Surtout quand il fallait escalader une gigantesque montagne, seul, avec ses sabots et un équipement d'escalade qui, s'il était efficace, n'en était pas moins fatigant à utiliser. Mais c'était le lot de tous ceux qui voulaient être discrets. Arriver en amont de Canterlot en montgolfière aurait été malvenu.
Il sortit un brin de paille, le mit au coin de sa bouche et regarda le paysage. Equestria était un pays magnifique. Même si la vue de Canterlot, sur l'autre versant, donnait une meilleure appréciation de la richesse de cette contrée, ce que voyait le tireur valait le coup d'avoir des yeux. Des prairies vertes à en faire pâlir de jalousie Windvision, de petites villes poussant çà et là augurant d'un bon accueil, des champs de blés jaunes s'étendant à perte de vue, des vergers resplendissants...
Mais la guerre qui s'annonçait allait ronger cette tranquillité. Les champs de culture allaient être transformés en champs de bataille. Il pouvait le sentir. Tout le monde pouvait le sentir.
En parlant de champs, Stalker prit le brin et l'ôta de sa bouche. Il regarda fixement la plante jaune. Quand avait-il prit cette habitude de constamment mâchouiller de la paille ? Il savait que certains fermiers le faisaient, pour s'entretenir les dents notamment. Mais lui, il le faisait parce que ça lui permettait de réfléchir, de se poser, d'être en paix intérieurement. Comme si le petit brin aspirait toute son agitation et la détruisait au fur et à mesure que le poney réduisait en charpie le végétal innocent. Finalement, il le remit dans sa bouche, coupant court à toute digression. Il avait pris cette habitude, et maintenant, ça faisait partie de lui.
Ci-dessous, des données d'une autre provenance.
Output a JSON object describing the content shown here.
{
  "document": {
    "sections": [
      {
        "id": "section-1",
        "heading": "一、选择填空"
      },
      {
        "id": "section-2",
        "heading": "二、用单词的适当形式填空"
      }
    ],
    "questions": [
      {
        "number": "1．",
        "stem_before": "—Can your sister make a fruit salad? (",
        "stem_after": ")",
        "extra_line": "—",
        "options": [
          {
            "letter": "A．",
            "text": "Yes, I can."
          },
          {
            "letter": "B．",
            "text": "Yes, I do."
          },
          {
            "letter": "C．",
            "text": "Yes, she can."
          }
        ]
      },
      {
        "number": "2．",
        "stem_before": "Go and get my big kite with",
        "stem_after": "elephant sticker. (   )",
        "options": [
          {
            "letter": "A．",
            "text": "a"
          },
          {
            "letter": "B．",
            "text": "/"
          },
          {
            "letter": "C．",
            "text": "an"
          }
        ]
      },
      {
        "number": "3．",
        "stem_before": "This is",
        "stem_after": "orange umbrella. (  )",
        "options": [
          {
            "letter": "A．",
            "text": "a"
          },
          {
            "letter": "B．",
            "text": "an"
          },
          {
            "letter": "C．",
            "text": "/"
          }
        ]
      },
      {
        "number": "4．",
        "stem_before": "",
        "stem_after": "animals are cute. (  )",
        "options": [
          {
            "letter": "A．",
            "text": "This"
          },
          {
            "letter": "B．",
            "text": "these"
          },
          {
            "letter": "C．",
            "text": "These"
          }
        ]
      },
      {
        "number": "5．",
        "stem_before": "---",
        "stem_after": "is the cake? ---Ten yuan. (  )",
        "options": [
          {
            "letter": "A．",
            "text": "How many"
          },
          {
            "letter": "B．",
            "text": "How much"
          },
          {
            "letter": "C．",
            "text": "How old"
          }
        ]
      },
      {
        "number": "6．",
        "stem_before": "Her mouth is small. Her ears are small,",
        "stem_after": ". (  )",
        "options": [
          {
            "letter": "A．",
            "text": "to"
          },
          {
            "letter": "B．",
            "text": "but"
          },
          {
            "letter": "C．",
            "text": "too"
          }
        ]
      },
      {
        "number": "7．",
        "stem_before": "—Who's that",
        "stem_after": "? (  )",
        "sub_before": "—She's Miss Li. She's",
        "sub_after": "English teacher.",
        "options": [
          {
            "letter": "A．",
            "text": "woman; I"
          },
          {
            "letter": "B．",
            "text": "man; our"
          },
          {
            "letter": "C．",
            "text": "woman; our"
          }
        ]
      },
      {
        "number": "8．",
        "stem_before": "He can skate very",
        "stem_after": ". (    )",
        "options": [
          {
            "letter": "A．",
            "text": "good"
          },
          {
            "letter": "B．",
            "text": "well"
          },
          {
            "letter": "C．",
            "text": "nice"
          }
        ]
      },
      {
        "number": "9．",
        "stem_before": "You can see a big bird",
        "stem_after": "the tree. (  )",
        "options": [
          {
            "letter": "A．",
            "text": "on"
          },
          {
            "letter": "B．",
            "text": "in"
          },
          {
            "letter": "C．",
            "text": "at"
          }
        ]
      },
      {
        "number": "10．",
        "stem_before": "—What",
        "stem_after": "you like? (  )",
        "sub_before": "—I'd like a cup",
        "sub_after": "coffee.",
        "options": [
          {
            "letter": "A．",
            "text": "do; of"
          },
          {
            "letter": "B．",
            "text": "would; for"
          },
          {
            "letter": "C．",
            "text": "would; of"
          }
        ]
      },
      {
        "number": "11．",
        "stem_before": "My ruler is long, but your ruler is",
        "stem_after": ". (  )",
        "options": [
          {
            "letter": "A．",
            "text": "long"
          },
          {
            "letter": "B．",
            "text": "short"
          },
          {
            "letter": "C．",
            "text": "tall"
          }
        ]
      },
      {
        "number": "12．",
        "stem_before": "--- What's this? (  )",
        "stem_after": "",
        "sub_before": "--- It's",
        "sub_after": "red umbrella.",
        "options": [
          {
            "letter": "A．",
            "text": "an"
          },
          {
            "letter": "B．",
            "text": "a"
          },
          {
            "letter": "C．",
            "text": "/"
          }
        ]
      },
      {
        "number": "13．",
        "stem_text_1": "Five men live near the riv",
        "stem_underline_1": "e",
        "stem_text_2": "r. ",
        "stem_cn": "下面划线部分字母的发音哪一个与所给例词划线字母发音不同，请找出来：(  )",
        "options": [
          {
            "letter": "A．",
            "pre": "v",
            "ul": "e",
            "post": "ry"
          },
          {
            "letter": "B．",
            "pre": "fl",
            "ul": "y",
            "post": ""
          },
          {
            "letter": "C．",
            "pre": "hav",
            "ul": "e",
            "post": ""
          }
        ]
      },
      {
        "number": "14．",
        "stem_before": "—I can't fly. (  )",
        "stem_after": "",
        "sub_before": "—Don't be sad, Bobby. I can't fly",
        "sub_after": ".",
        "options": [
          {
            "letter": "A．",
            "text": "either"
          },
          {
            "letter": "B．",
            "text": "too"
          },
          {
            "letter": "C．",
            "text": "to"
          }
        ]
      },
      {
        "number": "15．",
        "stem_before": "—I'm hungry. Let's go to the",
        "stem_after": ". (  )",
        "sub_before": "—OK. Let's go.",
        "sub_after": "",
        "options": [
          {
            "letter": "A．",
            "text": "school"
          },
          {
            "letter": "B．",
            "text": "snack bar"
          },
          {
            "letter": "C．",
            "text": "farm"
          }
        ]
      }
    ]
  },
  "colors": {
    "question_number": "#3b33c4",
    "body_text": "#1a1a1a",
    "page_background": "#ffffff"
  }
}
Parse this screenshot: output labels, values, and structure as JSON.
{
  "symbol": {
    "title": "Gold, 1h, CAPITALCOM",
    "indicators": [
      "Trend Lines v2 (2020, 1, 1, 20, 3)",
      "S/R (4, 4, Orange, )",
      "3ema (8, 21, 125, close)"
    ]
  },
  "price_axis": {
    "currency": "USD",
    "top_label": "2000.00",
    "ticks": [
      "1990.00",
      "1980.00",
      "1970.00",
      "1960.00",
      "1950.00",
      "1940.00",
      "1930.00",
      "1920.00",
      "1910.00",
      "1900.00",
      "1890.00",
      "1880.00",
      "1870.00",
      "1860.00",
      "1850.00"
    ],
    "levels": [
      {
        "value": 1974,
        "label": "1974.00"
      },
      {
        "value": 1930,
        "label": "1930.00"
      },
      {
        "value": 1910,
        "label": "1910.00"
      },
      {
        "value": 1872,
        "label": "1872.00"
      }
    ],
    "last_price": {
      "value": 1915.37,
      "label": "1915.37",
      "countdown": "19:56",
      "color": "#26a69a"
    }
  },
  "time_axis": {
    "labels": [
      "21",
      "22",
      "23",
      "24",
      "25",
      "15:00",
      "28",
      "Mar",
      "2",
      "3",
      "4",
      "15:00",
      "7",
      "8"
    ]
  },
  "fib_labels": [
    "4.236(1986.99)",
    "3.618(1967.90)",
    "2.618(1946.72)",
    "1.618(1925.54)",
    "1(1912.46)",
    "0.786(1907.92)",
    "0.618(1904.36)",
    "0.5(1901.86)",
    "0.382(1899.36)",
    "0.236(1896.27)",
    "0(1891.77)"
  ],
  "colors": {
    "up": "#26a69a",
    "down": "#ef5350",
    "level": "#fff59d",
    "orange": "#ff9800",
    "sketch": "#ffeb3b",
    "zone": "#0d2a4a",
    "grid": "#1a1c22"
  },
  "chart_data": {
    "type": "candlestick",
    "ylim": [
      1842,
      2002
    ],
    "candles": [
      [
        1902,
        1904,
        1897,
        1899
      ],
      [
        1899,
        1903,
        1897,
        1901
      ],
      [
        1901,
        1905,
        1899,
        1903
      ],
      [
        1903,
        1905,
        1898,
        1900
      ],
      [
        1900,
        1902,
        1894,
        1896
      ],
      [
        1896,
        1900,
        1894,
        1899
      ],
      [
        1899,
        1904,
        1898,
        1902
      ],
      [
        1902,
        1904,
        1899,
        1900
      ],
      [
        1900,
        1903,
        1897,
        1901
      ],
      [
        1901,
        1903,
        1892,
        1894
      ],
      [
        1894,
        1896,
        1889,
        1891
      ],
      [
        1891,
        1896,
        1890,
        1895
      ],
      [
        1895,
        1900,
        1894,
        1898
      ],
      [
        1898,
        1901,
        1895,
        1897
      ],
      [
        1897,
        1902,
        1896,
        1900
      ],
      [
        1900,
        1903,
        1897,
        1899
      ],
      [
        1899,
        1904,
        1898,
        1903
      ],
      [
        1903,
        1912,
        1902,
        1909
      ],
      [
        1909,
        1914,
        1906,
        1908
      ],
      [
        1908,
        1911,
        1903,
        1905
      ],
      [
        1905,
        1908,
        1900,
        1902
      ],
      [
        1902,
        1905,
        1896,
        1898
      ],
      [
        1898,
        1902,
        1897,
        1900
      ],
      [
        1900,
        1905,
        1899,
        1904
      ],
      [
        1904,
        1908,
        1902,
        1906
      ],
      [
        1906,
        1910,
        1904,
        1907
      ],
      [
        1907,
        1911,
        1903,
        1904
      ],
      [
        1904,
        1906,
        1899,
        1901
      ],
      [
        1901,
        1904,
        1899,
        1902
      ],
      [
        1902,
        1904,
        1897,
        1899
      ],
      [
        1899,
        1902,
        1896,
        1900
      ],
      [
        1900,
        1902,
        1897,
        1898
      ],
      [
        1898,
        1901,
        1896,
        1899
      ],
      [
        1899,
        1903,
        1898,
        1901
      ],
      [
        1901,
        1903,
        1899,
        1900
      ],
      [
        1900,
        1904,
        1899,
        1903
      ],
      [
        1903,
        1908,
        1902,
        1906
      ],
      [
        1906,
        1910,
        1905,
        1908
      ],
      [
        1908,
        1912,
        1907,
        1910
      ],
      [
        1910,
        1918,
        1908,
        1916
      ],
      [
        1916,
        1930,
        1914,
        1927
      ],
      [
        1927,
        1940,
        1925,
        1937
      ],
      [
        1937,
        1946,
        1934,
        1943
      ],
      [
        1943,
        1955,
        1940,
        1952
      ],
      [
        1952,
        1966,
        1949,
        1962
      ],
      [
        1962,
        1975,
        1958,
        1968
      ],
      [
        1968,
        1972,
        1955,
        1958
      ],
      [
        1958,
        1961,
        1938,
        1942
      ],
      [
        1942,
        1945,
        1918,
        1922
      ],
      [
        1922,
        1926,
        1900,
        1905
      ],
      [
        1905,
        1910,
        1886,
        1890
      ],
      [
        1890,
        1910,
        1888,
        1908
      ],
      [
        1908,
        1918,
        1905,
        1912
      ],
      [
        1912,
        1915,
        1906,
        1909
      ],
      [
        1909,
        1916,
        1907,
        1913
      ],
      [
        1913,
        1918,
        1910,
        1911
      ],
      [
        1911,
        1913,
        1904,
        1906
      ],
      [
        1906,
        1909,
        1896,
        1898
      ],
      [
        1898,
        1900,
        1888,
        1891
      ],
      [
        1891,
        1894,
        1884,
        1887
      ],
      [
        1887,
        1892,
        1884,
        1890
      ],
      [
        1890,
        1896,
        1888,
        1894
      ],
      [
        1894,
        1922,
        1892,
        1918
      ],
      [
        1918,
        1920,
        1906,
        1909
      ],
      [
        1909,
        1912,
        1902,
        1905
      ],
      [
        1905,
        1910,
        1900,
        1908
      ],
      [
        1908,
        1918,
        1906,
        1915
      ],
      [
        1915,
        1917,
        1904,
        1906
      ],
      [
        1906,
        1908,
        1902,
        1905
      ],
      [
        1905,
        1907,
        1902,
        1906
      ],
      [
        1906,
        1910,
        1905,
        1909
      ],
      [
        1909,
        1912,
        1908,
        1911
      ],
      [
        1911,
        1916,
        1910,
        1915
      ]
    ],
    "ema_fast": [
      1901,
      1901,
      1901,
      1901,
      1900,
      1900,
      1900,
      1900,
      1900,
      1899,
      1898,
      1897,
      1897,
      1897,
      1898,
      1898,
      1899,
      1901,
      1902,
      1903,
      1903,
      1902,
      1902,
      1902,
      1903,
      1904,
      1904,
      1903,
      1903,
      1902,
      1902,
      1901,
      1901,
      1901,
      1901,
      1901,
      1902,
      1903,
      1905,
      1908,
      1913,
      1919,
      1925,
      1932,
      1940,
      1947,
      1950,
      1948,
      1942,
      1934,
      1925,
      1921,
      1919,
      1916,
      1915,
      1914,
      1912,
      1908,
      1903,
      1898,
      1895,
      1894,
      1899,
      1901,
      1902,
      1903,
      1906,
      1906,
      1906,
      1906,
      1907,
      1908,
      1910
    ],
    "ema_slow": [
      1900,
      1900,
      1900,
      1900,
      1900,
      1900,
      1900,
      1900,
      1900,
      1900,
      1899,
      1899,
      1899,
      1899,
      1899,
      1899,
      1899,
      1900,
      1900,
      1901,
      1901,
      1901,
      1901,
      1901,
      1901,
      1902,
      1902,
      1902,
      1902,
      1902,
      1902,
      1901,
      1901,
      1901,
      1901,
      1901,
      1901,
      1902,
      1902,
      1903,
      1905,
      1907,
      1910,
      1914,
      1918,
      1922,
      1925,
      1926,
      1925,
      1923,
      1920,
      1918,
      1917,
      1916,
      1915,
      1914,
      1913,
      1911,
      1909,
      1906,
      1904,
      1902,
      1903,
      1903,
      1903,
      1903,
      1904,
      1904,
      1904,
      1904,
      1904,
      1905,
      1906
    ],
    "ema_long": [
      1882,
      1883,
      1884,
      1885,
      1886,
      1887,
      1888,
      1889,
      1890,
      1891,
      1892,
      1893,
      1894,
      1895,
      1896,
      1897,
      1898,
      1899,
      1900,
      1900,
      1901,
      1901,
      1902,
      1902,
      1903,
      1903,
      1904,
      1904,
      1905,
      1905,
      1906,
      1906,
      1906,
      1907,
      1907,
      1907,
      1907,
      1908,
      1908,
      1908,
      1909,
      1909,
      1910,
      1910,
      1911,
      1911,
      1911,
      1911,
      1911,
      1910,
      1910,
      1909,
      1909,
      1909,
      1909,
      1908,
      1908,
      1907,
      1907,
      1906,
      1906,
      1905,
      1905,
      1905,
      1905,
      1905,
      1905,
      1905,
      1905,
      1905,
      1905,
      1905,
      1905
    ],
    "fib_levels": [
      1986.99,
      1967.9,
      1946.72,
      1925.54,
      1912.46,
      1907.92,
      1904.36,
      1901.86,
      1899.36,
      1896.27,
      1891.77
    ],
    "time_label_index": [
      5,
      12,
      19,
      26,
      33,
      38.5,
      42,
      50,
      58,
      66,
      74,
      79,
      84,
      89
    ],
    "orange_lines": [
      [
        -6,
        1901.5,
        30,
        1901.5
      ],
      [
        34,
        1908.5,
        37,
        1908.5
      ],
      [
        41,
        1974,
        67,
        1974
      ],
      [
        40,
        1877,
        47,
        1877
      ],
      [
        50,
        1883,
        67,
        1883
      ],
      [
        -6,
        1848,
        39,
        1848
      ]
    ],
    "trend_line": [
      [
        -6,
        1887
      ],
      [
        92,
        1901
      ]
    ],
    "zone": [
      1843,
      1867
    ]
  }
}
Shadow Stalker sans brin à la bouche n'était pas Shadow Stalker. Ou alors c'est qu'il était en train de combattre. Et encore. Il ne mourrait pas d'une addiction, de toute façon.
Machinalement, il mit le sabot à son fusil. Il observa l'engin cracheur de mort. C'était le même qui lui avait permis d'obtenir sa Marque, quelques temps plus tôt. Il l'avait lourdement amélioré, ajoutant une lunette d'excellente qualité, rallongeant le canon, augmentant la taille de la chambre pour permettre d'y loger des balles de plus gros calibre, plus à même de faire des dégâts importants, et un moyen de fixer un silencieux. Il avait ajouté une batterie de moyens de stabilisation : trépied rétractable, sangle, crosse plus confortable. Un engin de mort parfaitement adapté à son maître.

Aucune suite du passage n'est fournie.